Each member of the Committee must be able to read and understand fundamental financial statements, including the Company's balance sheet, income statement, and cash flow statement. At least one Committee member must possess accounting or related financial management expertise, as the Board interprets such qualification in its business judgment.
The Committee and its Chairman will be appointed annually by the Board and may be removed by the Board.
- Subcommittees. The Committee will have the authority to create one or more subcommittees, consisting of one of more members of the Committee, and may delegate, in its discretion, all or a portion of its duties and responsibilities to such subcommittee (subject to applicable laws and listing standards). Any such subcommittee will keep the Committee advised of its activities.
- Meetings. In carrying out its duties and responsibilities, the Committee will meet at such times and with such persons, including representatives of the Independent Outside Auditor, the internal auditor and financial officers of the Company, as the Committee deems appropriate. Any director may attend any meeting of the Committee
Without limiting the Committee's discretion to meet more or less frequently or at different times on such matters as circumstances warrant, it is anticipated that generally the Committee should meet in accordance with the attached prospective meeting schedule, as may be amended by the Committee from time to time, which schedule is not deemed to be a part of the Charter.
The Committee will report its findings on the foregoing items and all actions taken or recommended by the Committee at the Board meeting next following each Committee meeting.
Meetings of the Committee may be called by the Chief Executive Officer, the Chairman of the Committee, or any two (2) members of the Committee. A majority of the members of the Committee will constitute a quorum for the transaction of any business by the Committee. The act of a majority of the directors serving at any meeting of the Committee at which a quorum is present will be the act of the Committee.
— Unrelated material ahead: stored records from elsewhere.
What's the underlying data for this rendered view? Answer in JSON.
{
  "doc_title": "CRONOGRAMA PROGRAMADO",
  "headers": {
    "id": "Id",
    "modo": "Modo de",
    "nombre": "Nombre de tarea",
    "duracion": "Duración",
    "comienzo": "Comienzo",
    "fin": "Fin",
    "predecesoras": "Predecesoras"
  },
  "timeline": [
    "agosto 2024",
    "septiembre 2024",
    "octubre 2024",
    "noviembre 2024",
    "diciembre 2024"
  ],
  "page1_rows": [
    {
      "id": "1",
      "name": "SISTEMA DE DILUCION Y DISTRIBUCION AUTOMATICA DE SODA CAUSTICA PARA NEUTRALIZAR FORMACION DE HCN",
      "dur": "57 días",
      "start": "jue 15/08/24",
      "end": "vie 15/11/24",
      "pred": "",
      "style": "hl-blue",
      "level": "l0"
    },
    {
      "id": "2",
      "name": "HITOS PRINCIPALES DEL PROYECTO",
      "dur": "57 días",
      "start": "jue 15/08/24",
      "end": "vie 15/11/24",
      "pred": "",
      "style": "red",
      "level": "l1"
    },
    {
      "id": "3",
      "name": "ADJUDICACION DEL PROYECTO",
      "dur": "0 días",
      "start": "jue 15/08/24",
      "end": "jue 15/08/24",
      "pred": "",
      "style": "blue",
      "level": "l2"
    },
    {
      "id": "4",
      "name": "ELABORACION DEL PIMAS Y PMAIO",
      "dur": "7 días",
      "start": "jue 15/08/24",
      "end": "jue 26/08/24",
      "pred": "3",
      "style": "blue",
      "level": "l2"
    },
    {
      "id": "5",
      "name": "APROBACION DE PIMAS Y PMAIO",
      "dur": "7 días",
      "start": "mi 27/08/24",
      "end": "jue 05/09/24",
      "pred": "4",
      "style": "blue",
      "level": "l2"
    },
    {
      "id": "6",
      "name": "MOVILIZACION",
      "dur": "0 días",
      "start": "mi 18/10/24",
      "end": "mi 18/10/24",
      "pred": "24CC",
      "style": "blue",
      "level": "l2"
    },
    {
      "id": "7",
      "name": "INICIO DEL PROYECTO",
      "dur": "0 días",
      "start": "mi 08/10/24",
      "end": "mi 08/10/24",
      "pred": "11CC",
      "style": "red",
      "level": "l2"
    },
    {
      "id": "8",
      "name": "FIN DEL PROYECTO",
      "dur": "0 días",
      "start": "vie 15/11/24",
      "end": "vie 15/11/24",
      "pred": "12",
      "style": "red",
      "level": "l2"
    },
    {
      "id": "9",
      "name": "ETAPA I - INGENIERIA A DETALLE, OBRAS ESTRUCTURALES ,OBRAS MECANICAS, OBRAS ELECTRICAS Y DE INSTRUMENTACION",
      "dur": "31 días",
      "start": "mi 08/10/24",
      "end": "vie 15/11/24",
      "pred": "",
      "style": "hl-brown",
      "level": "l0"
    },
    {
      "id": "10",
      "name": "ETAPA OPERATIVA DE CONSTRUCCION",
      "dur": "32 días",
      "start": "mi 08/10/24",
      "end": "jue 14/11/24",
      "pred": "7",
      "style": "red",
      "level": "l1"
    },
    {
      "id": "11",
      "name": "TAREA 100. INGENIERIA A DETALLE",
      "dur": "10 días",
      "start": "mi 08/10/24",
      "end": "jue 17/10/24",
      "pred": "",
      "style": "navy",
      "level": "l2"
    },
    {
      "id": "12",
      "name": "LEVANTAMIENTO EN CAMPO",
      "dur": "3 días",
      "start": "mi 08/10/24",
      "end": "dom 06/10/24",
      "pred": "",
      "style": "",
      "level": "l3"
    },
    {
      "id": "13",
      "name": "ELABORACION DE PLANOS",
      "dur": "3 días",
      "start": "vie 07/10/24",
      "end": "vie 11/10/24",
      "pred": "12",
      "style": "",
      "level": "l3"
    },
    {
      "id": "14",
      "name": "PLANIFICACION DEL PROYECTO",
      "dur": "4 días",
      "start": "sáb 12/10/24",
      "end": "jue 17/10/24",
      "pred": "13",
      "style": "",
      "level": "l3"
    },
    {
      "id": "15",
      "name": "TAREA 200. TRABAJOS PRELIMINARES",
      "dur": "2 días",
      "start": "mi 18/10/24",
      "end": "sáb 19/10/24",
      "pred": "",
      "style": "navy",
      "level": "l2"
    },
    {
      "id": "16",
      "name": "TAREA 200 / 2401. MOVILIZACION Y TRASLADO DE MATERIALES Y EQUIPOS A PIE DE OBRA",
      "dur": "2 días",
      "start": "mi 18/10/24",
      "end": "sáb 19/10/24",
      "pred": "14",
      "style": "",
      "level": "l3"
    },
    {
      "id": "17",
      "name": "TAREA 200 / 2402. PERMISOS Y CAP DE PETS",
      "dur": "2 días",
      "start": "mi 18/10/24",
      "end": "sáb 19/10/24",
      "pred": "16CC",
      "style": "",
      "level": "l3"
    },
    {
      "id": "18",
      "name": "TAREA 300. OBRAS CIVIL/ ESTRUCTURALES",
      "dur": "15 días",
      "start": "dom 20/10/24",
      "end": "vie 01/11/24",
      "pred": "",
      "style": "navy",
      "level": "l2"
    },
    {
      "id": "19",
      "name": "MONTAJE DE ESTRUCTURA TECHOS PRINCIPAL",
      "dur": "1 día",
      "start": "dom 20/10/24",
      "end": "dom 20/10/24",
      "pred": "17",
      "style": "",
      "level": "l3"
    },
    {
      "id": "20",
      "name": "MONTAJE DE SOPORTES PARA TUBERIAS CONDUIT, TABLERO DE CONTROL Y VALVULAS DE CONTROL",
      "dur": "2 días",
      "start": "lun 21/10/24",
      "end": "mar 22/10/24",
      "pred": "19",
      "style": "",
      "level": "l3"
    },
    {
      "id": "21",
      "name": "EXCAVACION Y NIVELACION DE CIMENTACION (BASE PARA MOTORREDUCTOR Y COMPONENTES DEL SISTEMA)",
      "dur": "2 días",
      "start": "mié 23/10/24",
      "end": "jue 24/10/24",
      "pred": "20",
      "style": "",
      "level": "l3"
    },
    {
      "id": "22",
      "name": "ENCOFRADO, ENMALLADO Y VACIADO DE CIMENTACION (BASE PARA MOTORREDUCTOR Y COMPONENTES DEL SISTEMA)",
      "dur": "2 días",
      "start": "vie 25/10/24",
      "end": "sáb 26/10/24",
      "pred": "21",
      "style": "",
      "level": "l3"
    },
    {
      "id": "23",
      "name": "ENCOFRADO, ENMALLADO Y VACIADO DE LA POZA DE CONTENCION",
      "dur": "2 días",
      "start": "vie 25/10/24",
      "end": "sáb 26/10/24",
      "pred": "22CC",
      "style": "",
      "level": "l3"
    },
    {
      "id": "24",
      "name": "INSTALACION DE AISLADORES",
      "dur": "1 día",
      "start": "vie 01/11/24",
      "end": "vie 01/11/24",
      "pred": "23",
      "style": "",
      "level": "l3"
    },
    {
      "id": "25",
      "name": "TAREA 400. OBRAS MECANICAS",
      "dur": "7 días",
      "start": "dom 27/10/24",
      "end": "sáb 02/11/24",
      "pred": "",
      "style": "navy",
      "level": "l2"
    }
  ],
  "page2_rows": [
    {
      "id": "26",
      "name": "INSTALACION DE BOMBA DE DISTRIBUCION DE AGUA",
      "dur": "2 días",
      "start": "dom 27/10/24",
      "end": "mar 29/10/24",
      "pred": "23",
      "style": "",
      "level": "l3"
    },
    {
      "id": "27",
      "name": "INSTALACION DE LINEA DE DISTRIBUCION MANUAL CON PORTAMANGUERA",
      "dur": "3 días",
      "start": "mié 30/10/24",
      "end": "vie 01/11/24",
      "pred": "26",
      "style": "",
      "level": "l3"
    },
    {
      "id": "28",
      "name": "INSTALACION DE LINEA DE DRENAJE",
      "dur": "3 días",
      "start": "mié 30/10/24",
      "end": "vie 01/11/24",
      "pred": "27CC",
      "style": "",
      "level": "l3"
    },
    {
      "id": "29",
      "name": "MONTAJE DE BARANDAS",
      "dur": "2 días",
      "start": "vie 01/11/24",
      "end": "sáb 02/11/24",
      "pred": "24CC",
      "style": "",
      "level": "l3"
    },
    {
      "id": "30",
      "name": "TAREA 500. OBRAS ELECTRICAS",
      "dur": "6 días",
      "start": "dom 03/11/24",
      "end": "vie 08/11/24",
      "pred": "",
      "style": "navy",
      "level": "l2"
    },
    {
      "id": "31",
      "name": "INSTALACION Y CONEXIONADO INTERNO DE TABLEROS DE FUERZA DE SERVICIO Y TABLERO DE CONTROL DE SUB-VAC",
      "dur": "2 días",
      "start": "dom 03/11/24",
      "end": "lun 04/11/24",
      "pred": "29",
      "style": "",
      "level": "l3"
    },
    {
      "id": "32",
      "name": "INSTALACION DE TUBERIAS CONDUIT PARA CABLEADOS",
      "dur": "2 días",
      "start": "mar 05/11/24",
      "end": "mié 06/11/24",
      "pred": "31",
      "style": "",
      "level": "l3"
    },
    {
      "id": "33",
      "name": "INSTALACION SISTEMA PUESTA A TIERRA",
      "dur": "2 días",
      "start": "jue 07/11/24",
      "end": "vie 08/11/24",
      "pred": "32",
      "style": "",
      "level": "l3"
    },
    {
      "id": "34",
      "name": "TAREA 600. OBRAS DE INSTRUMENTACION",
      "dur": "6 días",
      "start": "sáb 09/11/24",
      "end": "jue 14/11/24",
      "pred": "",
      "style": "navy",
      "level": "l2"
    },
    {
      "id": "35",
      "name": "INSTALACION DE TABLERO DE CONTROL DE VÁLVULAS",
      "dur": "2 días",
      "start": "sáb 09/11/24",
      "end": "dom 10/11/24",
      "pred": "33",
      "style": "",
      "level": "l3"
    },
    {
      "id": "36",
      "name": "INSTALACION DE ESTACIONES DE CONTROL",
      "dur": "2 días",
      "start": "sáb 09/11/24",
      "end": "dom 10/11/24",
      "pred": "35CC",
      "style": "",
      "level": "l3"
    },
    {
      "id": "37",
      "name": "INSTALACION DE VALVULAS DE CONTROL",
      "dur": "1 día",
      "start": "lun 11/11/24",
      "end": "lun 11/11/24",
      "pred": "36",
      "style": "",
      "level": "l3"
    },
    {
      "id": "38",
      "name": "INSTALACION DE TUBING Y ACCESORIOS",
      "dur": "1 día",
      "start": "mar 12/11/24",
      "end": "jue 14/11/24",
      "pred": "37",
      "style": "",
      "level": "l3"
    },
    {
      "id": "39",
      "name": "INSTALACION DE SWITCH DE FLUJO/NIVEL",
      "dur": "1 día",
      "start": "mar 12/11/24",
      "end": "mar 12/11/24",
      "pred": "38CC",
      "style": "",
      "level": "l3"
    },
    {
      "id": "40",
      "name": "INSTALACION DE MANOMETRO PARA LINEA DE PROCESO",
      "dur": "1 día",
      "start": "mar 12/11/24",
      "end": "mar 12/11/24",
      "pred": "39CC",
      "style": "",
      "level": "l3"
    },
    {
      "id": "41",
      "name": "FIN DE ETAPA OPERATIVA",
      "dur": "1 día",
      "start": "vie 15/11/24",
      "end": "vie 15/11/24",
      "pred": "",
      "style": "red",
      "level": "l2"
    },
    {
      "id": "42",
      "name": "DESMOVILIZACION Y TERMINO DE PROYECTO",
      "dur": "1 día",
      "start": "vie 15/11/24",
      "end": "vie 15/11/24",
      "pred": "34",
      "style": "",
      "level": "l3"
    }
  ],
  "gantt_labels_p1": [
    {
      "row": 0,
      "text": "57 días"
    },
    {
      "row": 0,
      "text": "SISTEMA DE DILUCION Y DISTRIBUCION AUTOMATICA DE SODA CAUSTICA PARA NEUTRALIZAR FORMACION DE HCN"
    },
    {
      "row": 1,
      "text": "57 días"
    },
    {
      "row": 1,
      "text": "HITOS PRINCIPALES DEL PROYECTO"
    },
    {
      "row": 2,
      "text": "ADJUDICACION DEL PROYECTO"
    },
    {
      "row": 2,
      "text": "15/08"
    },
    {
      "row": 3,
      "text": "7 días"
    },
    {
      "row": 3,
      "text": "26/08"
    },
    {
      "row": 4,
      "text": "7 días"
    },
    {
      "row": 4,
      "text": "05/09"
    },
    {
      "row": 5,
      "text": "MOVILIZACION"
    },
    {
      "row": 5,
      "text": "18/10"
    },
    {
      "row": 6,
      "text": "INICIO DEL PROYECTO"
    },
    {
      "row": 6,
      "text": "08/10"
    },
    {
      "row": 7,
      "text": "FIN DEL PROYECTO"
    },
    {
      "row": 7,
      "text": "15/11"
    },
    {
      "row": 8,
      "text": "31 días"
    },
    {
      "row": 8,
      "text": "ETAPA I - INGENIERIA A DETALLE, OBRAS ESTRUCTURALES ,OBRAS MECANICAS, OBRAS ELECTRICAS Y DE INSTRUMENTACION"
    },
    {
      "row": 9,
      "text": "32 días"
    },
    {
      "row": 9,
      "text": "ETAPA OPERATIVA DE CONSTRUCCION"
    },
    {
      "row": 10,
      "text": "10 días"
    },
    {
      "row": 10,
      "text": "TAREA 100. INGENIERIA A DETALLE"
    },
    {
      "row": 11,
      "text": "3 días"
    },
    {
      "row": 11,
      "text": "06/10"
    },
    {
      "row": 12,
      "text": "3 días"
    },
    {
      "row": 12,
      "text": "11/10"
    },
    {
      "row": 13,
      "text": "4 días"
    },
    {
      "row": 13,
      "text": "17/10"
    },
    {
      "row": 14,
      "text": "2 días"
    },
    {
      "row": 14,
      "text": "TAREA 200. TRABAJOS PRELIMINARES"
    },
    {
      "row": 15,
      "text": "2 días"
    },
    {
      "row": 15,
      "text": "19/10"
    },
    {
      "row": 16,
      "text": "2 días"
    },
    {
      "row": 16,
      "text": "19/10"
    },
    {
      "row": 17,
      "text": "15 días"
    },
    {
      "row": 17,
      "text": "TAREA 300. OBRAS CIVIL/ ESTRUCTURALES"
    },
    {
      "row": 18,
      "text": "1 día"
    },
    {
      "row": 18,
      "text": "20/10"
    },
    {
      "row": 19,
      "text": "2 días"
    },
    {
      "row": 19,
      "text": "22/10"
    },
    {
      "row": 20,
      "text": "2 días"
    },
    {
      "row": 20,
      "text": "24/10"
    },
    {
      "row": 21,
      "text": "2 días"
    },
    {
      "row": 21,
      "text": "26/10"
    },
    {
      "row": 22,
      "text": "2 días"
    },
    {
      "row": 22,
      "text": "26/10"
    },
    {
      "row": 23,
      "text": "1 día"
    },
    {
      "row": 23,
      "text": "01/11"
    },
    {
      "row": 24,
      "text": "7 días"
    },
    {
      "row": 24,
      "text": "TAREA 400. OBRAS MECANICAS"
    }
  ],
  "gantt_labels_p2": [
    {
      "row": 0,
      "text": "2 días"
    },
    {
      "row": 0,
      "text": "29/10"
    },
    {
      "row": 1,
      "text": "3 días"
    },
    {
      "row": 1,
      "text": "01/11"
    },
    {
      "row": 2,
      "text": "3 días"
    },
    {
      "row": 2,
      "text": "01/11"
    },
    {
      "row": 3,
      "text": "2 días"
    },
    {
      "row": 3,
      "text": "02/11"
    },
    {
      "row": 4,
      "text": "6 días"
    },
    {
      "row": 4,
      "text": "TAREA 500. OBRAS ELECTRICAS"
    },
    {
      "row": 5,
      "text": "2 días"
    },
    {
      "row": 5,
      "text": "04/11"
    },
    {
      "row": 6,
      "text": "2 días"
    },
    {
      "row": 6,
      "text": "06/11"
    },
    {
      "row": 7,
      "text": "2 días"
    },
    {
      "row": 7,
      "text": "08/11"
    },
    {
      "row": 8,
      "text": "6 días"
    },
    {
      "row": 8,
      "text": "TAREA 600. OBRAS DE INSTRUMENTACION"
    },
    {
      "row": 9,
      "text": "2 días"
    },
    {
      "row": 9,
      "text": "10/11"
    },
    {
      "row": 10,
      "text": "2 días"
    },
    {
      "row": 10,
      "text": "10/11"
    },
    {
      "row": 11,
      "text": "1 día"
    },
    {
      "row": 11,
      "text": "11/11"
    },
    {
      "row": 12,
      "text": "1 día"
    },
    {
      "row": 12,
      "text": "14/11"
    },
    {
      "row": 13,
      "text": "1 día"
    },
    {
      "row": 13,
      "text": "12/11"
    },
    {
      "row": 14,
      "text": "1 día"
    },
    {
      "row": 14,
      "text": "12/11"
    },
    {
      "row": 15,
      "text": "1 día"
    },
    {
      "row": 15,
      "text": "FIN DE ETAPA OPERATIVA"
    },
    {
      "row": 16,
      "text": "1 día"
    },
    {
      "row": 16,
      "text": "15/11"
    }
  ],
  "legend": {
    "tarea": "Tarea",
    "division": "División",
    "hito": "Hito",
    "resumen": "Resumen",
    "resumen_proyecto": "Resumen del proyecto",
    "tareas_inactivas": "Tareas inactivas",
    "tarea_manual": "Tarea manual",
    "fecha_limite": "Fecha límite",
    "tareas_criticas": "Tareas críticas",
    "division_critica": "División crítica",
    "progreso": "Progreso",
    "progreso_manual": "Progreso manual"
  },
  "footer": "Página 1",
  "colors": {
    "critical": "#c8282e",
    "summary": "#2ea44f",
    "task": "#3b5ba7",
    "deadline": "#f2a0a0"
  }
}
Any action of the Committee may be taken by written consent signed by all members of the Committee.
In addition, the Chairman and members of the Committee may meet informally or by telephone or may confer with management, internal audit staff, representatives of the Independent Outside Auditor or other counsel or advisors as the Committee or its chairman deems appropriate, including, without limitation, meetings and conferences about interim financial reporting.